Thursday, September 13, 2012

Into the Buddhist Vale: Mc. Leod Ganj

There is no doubt that most of the hill stations in India; especially the ones in Himachal Pradesh bear heavy influence of the Tibiten Culture, and Buddhism. However I believe it’s fair to call Mc. Leod Ganj the best place to experience a different culture far away from what we have experienced or heard of general India (After all it’s also the capital of Buddhist under exile and home to the Dalai Lama). People know it for its Monestry and a good summer get away; however there is more and perhaps the best place to run to if frustrated of the routined city life. Movies and novels often show people running away to Tibet, or Nepal in search of inner peace. A cheaper option for cheap Indians is Mc.Leod Ganj also known as upper Dharmashala.

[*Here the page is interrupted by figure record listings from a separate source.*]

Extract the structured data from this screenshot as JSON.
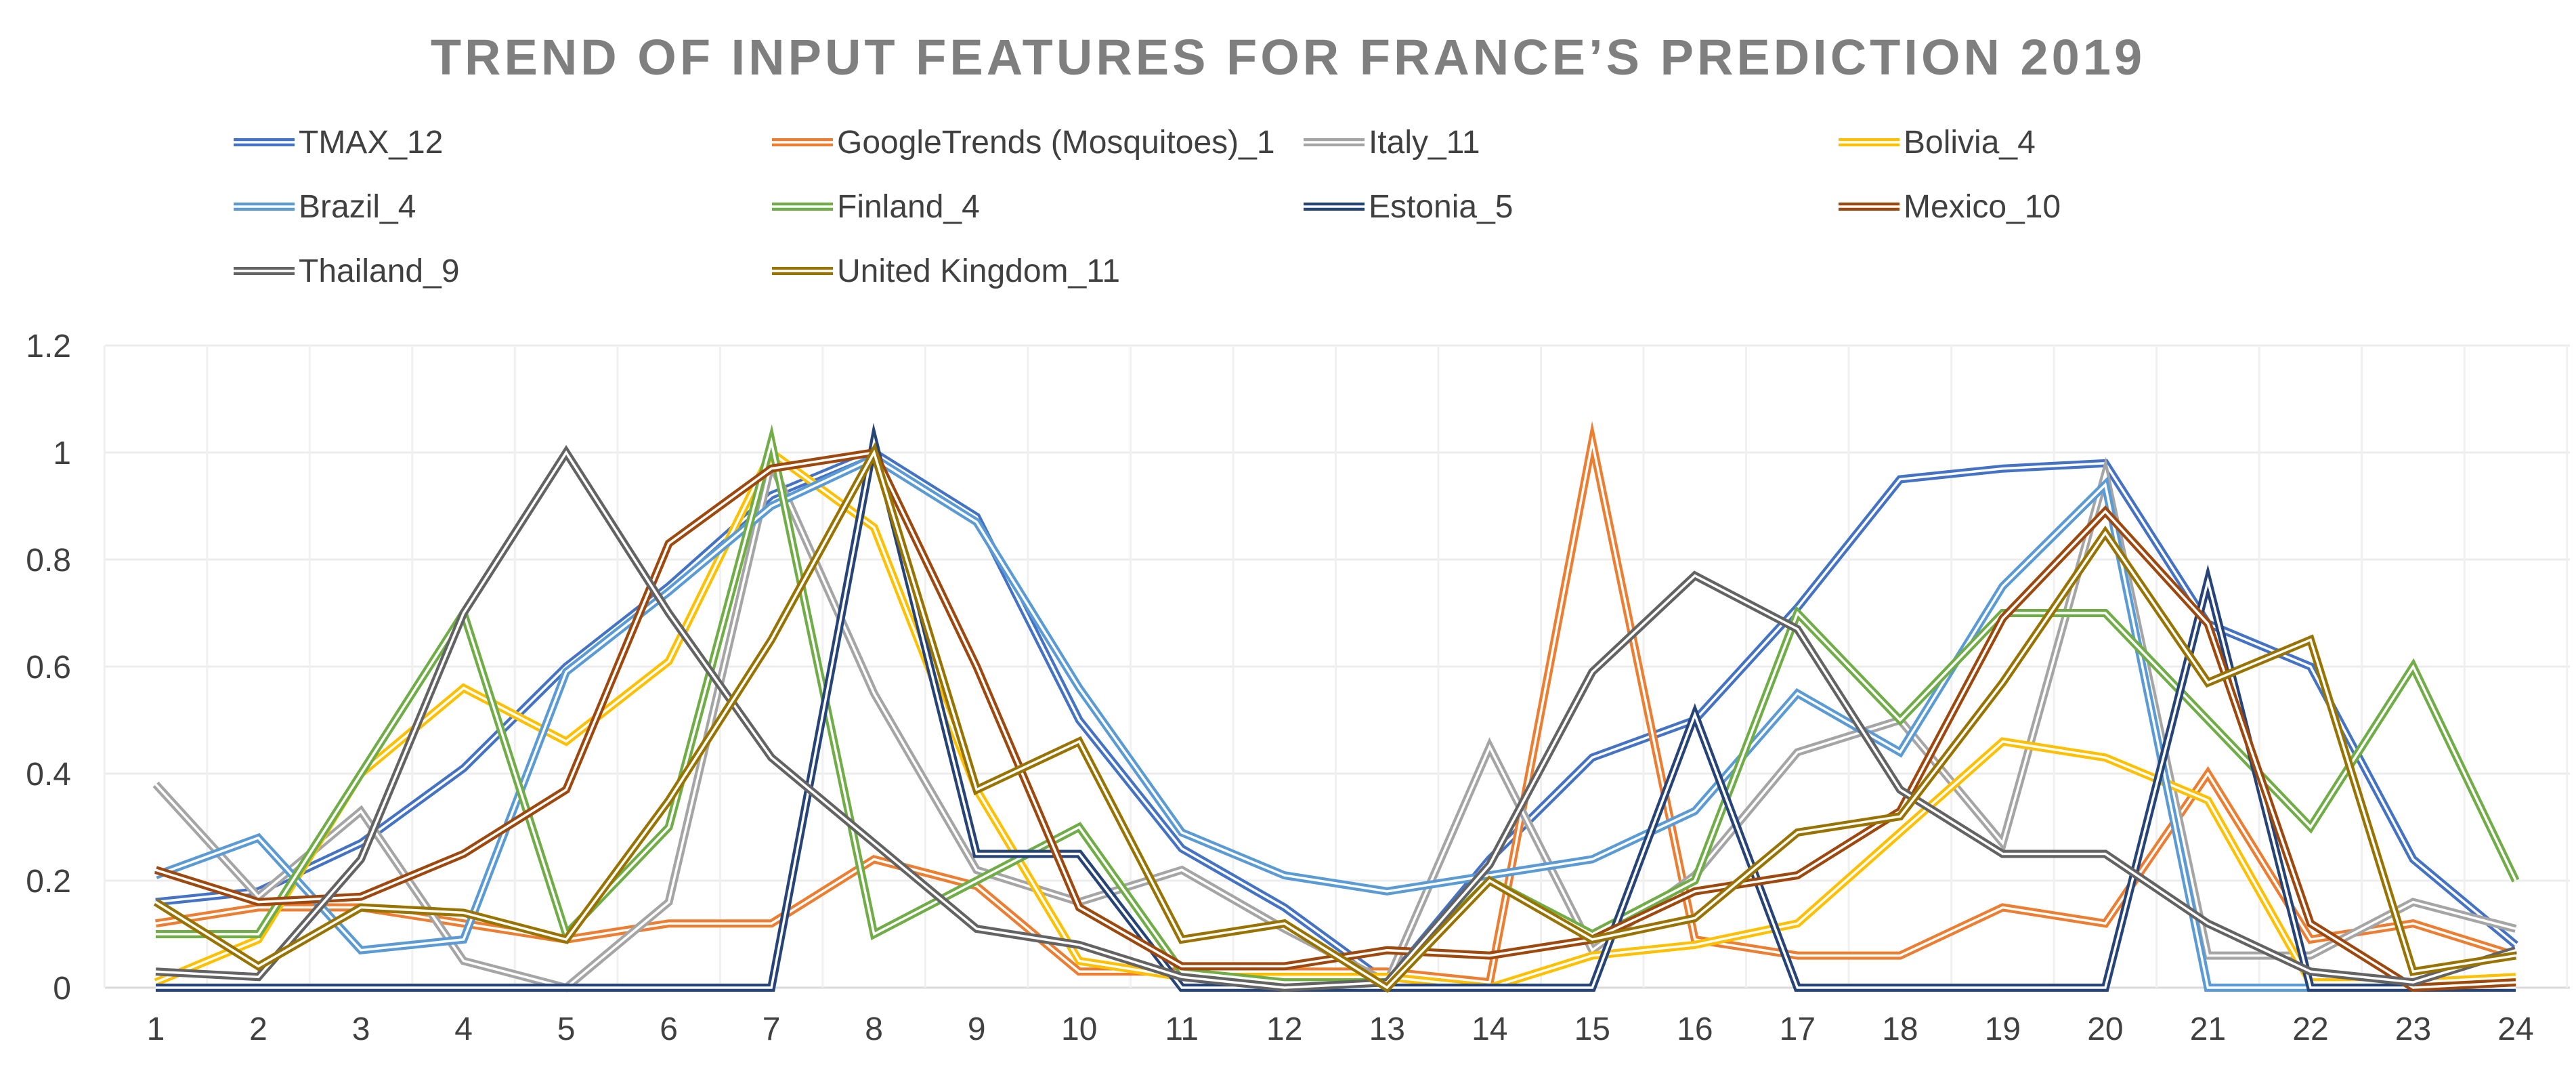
{
  "chart_data": {
    "type": "line",
    "title": "TREND OF INPUT FEATURES FOR FRANCE’S PREDICTION 2019",
    "xlabel": "",
    "ylabel": "",
    "ylim": [
      0,
      1.2
    ],
    "yticks": [
      "0",
      "0.2",
      "0.4",
      "0.6",
      "0.8",
      "1",
      "1.2"
    ],
    "categories": [
      "1",
      "2",
      "3",
      "4",
      "5",
      "6",
      "7",
      "8",
      "9",
      "10",
      "11",
      "12",
      "13",
      "14",
      "15",
      "16",
      "17",
      "18",
      "19",
      "20",
      "21",
      "22",
      "23",
      "24"
    ],
    "grid": true,
    "legend_position": "top",
    "series": [
      {
        "name": "TMAX_12",
        "color": "#4472c4",
        "values": [
          0.16,
          0.18,
          0.27,
          0.41,
          0.6,
          0.75,
          0.92,
          1.0,
          0.88,
          0.5,
          0.26,
          0.15,
          0.01,
          0.24,
          0.43,
          0.5,
          0.71,
          0.95,
          0.97,
          0.98,
          0.68,
          0.6,
          0.24,
          0.08
        ]
      },
      {
        "name": "GoogleTrends (Mosquitoes)_1",
        "color": "#ed7d31",
        "values": [
          0.12,
          0.15,
          0.15,
          0.12,
          0.09,
          0.12,
          0.12,
          0.24,
          0.19,
          0.03,
          0.03,
          0.03,
          0.03,
          0.01,
          1.02,
          0.09,
          0.06,
          0.06,
          0.15,
          0.12,
          0.4,
          0.09,
          0.12,
          0.06
        ]
      },
      {
        "name": "Italy_11",
        "color": "#a5a5a5",
        "values": [
          0.38,
          0.17,
          0.33,
          0.05,
          0.0,
          0.16,
          0.98,
          0.55,
          0.22,
          0.16,
          0.22,
          0.11,
          0.01,
          0.45,
          0.07,
          0.21,
          0.44,
          0.5,
          0.27,
          0.96,
          0.06,
          0.06,
          0.16,
          0.11
        ]
      },
      {
        "name": "Bolivia_4",
        "color": "#ffc000",
        "values": [
          0.01,
          0.09,
          0.4,
          0.56,
          0.46,
          0.61,
          1.0,
          0.86,
          0.37,
          0.05,
          0.02,
          0.02,
          0.02,
          0.0,
          0.06,
          0.08,
          0.12,
          0.29,
          0.46,
          0.43,
          0.35,
          0.01,
          0.01,
          0.02
        ]
      },
      {
        "name": "Brazil_4",
        "color": "#5b9bd5",
        "values": [
          0.21,
          0.28,
          0.07,
          0.09,
          0.59,
          0.74,
          0.9,
          0.99,
          0.87,
          0.56,
          0.29,
          0.21,
          0.18,
          0.21,
          0.24,
          0.33,
          0.55,
          0.44,
          0.75,
          0.94,
          0.0,
          0.0,
          0.0,
          0.0
        ]
      },
      {
        "name": "Finland_4",
        "color": "#70ad47",
        "values": [
          0.1,
          0.1,
          0.4,
          0.7,
          0.1,
          0.3,
          1.02,
          0.1,
          0.2,
          0.3,
          0.03,
          0.01,
          0.01,
          0.2,
          0.1,
          0.2,
          0.7,
          0.5,
          0.7,
          0.7,
          0.5,
          0.3,
          0.6,
          0.2
        ]
      },
      {
        "name": "Estonia_5",
        "color": "#264478",
        "values": [
          0.0,
          0.0,
          0.0,
          0.0,
          0.0,
          0.0,
          0.0,
          1.02,
          0.25,
          0.25,
          0.0,
          0.0,
          0.0,
          0.0,
          0.0,
          0.51,
          0.0,
          0.0,
          0.0,
          0.0,
          0.76,
          0.0,
          0.0,
          0.0
        ]
      },
      {
        "name": "Mexico_10",
        "color": "#9e480e",
        "values": [
          0.22,
          0.16,
          0.17,
          0.25,
          0.37,
          0.83,
          0.97,
          1.0,
          0.6,
          0.15,
          0.04,
          0.04,
          0.07,
          0.06,
          0.09,
          0.18,
          0.21,
          0.33,
          0.69,
          0.89,
          0.68,
          0.12,
          0.0,
          0.01
        ]
      },
      {
        "name": "Thailand_9",
        "color": "#636363",
        "values": [
          0.03,
          0.02,
          0.24,
          0.7,
          1.0,
          0.7,
          0.43,
          0.27,
          0.11,
          0.08,
          0.02,
          0.0,
          0.01,
          0.23,
          0.59,
          0.77,
          0.67,
          0.37,
          0.25,
          0.25,
          0.12,
          0.03,
          0.01,
          0.07
        ]
      },
      {
        "name": "United Kingdom_11",
        "color": "#997300",
        "values": [
          0.16,
          0.04,
          0.15,
          0.14,
          0.09,
          0.35,
          0.65,
          1.0,
          0.37,
          0.46,
          0.09,
          0.12,
          0.0,
          0.2,
          0.09,
          0.13,
          0.29,
          0.32,
          0.57,
          0.85,
          0.57,
          0.65,
          0.03,
          0.06
        ]
      }
    ]
  }
}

My visit was rather an un-predictable one; where I was expecting Mc. Leod Ganj to be like any other hill-station; though it was after having the lamb Thukpa and Tingmos (rolled breads) that I realized there is a lot more to the place. The place is inhabited mostly by Tibetans and western folks; who come down here to learn the ways of Buddhism, or understand their philosophy. Often you see them interviewing a Buddhist monk in a Cafe. ‘Free Tibet’ flags and ‘rescuing the next Dalai Lama from Chinese custody’ posters are a common sight on the streets. Perhaps one of the most spiritual experiences that I have had is that of the Monastery where devotees have their way of kneeling down, and pushing themselves forward at the altars (Just like any other Buddhist Monastery). However, something that you probably don’t observe at other monasteries in India is Monks having their debates on Buddha’s principles. I found it amusing for some reason; two monks challenging each other with intimidating gestures surrounded by a circle of onlookers. 

There are several treks one can take up from Mc. Leod Ganj; the most famous perhaps being that of the Triund peak, which offers the scenic beauty of Himachal Pradesh on one side of the range and Ice caped rock mountains on the other. Camping there is indeed an awesome experience, by a bonfire and overlooking the lights of various hill-stations in Himachal Pradesh. The trek; however does go on into the mountains to the Indrahar Pass. However due to time constraints one might leave behind the expedition, and wish that some other day he could fulfil his fantasy of taking the expedition and crossing over to Tibet on the other side.